Authentic Industrial Lighting
The Davey collection by Original BTC offers truly original industrial lighting. The Davey lighting range evokes an authentic gritty feel whilst beaming the highest quality light and meeting the latest applicable standards.
From polished metallic pendants to pleated pillar wall lights the Davey collection is the epitome of endearing engineering for lighting. Using this range in a design will result in adding a hint of rustic charm to existing contemporary designs or equally accentuate an industrial concept.
Yet the offering is not limited to one range; Ship ceiling and wall lights from Original BTC also offer incredible character. The Box ranges encased Edison bulb and sleek lines of the casing also create a refined factory-inspired fixture.

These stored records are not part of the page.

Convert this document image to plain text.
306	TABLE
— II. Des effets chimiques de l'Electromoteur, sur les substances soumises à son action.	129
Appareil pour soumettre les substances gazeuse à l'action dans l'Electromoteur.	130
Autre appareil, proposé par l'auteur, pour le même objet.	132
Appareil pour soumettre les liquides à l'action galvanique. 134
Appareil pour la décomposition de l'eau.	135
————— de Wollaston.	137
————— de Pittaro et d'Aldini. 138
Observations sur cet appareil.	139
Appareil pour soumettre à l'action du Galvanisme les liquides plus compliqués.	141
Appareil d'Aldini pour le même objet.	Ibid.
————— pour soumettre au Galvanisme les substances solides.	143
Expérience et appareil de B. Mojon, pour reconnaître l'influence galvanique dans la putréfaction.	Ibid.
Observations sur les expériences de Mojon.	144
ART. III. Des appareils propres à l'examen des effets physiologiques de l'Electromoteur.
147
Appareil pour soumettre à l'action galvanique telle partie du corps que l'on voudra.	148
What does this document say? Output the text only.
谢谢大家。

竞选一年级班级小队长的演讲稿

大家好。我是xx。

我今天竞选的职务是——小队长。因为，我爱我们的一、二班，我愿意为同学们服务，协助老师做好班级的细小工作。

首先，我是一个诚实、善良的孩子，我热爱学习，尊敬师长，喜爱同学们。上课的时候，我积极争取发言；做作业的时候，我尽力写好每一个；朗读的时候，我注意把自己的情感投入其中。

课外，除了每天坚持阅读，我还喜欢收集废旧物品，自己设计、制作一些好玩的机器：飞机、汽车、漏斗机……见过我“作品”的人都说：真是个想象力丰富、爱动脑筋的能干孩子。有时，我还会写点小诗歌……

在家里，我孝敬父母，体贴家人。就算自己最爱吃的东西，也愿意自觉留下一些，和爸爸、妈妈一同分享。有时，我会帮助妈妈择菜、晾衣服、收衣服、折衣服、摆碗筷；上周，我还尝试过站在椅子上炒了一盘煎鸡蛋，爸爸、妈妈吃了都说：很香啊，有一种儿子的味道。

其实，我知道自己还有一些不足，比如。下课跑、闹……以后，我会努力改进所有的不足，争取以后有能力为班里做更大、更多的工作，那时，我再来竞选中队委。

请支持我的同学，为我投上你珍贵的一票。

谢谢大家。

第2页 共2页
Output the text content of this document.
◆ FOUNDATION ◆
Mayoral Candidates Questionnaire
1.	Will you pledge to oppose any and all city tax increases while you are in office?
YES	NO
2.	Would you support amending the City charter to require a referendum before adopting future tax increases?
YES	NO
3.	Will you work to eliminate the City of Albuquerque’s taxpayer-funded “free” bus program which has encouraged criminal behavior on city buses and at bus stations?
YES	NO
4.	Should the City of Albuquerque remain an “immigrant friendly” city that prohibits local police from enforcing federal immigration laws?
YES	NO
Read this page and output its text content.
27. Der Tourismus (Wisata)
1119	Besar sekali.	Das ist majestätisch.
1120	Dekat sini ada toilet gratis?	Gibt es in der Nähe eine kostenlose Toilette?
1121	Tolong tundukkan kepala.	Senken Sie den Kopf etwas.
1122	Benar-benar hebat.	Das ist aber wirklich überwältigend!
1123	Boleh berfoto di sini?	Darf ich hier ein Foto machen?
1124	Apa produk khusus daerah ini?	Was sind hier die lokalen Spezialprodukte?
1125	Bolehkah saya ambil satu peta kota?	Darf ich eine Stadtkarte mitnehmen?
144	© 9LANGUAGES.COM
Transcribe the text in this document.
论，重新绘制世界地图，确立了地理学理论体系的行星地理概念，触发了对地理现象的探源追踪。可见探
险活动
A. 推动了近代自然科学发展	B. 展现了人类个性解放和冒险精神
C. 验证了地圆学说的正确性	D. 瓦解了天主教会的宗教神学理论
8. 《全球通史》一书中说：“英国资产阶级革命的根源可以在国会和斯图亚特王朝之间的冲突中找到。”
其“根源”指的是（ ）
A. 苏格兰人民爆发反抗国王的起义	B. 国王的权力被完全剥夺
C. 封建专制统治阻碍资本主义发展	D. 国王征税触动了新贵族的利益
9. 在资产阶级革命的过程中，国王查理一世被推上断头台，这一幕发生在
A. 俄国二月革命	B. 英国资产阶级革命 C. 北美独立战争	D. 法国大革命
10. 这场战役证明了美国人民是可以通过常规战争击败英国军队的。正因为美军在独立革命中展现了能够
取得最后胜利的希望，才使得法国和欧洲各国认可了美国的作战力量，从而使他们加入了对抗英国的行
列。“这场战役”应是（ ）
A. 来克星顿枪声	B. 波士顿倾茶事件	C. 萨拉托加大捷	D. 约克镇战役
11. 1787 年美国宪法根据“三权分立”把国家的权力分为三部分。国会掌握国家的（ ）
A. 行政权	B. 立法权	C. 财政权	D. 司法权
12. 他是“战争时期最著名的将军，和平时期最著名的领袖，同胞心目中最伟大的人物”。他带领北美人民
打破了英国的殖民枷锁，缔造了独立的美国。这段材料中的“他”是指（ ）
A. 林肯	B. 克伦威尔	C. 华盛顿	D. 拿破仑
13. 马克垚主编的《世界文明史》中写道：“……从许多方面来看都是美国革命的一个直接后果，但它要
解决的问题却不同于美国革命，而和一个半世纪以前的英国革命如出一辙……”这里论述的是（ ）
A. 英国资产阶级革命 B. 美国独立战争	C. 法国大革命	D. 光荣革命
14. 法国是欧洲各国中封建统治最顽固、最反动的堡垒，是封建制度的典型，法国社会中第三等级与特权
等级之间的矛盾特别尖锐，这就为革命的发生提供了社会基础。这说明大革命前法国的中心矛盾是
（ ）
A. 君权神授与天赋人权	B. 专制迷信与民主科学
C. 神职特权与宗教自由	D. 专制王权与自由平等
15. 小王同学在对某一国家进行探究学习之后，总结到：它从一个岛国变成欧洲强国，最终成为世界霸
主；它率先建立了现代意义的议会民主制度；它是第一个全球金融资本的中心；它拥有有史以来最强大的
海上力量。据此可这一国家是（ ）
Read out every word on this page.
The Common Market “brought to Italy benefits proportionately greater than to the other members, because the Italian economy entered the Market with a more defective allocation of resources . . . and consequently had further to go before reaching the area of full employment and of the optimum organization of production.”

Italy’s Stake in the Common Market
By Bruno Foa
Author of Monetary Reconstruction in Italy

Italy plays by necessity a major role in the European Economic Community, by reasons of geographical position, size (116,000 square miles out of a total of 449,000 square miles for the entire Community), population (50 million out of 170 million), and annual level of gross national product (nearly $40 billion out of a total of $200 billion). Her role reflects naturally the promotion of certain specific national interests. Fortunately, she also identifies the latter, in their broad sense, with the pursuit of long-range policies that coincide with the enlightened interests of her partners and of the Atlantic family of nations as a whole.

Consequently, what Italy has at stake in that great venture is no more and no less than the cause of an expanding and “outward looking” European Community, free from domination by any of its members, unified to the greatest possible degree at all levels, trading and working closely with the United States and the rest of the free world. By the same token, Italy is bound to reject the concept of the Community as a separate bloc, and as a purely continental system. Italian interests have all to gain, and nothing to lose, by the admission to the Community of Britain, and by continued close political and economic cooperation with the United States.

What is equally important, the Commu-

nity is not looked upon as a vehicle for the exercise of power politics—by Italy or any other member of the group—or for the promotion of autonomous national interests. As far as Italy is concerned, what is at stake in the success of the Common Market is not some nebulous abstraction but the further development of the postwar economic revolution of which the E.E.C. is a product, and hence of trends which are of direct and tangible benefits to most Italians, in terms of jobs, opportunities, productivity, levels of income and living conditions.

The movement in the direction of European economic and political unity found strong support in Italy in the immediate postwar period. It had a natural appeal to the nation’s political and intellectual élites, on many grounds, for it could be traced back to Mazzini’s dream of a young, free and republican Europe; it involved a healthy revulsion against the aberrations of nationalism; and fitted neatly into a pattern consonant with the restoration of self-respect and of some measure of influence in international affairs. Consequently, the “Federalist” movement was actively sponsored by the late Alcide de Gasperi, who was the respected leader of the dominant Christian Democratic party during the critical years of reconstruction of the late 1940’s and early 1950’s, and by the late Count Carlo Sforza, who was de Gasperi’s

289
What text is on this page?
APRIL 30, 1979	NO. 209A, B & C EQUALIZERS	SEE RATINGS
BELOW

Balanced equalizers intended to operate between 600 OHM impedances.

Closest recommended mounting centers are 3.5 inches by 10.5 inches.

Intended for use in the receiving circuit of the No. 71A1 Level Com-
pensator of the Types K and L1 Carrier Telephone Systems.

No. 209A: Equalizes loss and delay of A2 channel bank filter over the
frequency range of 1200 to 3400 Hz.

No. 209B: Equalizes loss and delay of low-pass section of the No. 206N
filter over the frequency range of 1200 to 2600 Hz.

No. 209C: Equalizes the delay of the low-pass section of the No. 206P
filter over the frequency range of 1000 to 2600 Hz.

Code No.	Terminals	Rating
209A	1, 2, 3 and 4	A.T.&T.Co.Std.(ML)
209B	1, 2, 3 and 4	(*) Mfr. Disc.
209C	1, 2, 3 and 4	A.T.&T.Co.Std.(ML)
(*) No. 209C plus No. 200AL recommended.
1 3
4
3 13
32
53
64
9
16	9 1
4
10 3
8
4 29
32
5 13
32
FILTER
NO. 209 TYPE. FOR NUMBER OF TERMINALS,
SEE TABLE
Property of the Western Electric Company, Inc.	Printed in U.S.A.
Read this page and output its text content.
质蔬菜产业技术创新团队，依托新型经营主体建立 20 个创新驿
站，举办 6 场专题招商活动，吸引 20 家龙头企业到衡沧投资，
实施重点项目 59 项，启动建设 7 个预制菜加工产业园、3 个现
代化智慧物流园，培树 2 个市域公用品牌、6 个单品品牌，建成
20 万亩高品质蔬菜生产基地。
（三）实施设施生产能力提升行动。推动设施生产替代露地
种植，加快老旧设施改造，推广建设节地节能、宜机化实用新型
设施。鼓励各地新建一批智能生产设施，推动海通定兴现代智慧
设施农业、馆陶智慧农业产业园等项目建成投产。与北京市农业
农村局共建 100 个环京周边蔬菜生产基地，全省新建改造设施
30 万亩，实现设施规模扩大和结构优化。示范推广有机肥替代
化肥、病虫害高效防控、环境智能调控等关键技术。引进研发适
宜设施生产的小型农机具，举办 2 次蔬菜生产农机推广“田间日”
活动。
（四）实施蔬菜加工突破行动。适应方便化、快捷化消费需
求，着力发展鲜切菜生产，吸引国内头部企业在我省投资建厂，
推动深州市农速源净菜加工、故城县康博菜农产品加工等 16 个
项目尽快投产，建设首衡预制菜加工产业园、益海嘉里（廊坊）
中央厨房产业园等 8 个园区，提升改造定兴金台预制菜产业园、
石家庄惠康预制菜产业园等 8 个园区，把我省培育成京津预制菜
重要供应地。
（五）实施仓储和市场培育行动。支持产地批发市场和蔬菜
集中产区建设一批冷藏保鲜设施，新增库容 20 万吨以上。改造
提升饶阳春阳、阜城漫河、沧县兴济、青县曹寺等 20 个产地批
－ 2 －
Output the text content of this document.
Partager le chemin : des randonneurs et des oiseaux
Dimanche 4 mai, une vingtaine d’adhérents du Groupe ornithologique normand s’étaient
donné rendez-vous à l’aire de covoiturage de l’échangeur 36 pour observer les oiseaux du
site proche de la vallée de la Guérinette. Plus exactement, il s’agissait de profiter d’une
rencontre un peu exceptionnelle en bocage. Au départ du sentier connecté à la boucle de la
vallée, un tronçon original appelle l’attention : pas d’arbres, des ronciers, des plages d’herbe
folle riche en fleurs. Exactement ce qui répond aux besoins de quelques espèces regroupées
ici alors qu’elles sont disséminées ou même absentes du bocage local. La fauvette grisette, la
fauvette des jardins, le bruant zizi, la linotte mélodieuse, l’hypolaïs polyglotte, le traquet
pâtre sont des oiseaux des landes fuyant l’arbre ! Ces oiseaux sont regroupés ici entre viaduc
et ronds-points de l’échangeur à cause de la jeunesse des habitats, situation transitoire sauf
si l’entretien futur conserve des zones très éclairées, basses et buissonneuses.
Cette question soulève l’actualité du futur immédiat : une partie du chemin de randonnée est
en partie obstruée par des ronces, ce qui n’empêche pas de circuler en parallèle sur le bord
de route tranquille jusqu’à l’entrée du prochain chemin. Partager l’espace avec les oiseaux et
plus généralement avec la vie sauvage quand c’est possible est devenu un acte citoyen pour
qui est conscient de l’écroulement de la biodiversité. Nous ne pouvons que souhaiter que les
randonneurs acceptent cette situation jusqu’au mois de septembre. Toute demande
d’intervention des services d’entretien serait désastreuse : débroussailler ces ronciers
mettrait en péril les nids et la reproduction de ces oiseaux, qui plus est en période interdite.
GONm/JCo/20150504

Using original processes dating back to the East India Docks of London in the 1880s, the designs reference authentic styles found in schools and libraries of the 1920s, cabins of the 1930s and lighthouses or marine ships of eras gone by. The finish options of Weathered brass, Polished Brass and Gunmetal all result in a charming aged effect.
Contrary to popular opinion, industrial lighting is effective not only in restaurants and bars, but equally in domestic settings. For kitchens, bathrooms and outdoor spaces industrial lighting works well with wooden textures, as contrasting metallic accents against wood adds a vital gritty depth to any industrial design. Bright pendants work beautifully in an industrial kitchen design; whereas glazed glass options, such as with the Box range, will create a softer light for more relaxing spaces such as a walkway or dining room.
With many lighting lines IP65 rated, they can also be safely used outdoors as well as in bathroom spaces. Consider lanterns for adding ambience to unwind in a relaxing bath; and in the garden, the lighthouse lanterns are modular to allow customisable illumination for lighting without limitation.
Industrial Outdoor Design
With the indoor/outdoor concept growth year on year we also see urban and industrial influences present with outdoor living. New products to market focus on mixing textures such as teak wood and matt black. Teak has a fantastic resilience to stark weather conditions and remains a firm favourite, yet the juxtaposition of metal and glass create a charming urban vibe. Another popular material is aluminium thanks to its robust nature, however we now see the introduction of painted aluminium with tactile materials to create a more welcoming, refined effect. Sticking to neutral shades of materials will help create an industrial outdoor space, but for the bold designers the Copenhagen dining chairs from Cane-line are available in a muted colour palette reminiscent of the mid-century with Olive Green and Midnight Blue. The 1950s is known as a key manufacturing period due to a technical boom, hence industrial design can be equally drawn from this era. The addition of colour in industrial design also twists the styling to introduce a playful, contemporary air.
The Copenhagen chairs work wonderfully with the Cane-Line Endless table: a contemporary pallet-effect wooden table thanks to teak planks in a linear format. The use of wood creates a warmer biophilic feel to industrial designs, whilst the addition of metal helps to balance the soft wooden material with a robust industrial metal.
Where is the Industrial design trend headed?
The industrial design trend appears to be gathering pace as the world urbanises and regenerates its old industrial heartlands. In the meantime, inspirational hotels and restaurants are taking the concept to a new level by adding colour, texture and connecting this with biophilic trend for a communicative, comforting space.
To summarise, we can create industrial designs easily with the following principles:
- Focus on textures by mixing rustic tactile wood & knurled or alternative finished metals.
- Concrete effect patios with natural effect tiles or subway tiles are the top tile styles.
- Use simplistic lighting with historical influences to illuminate your space and add ambience.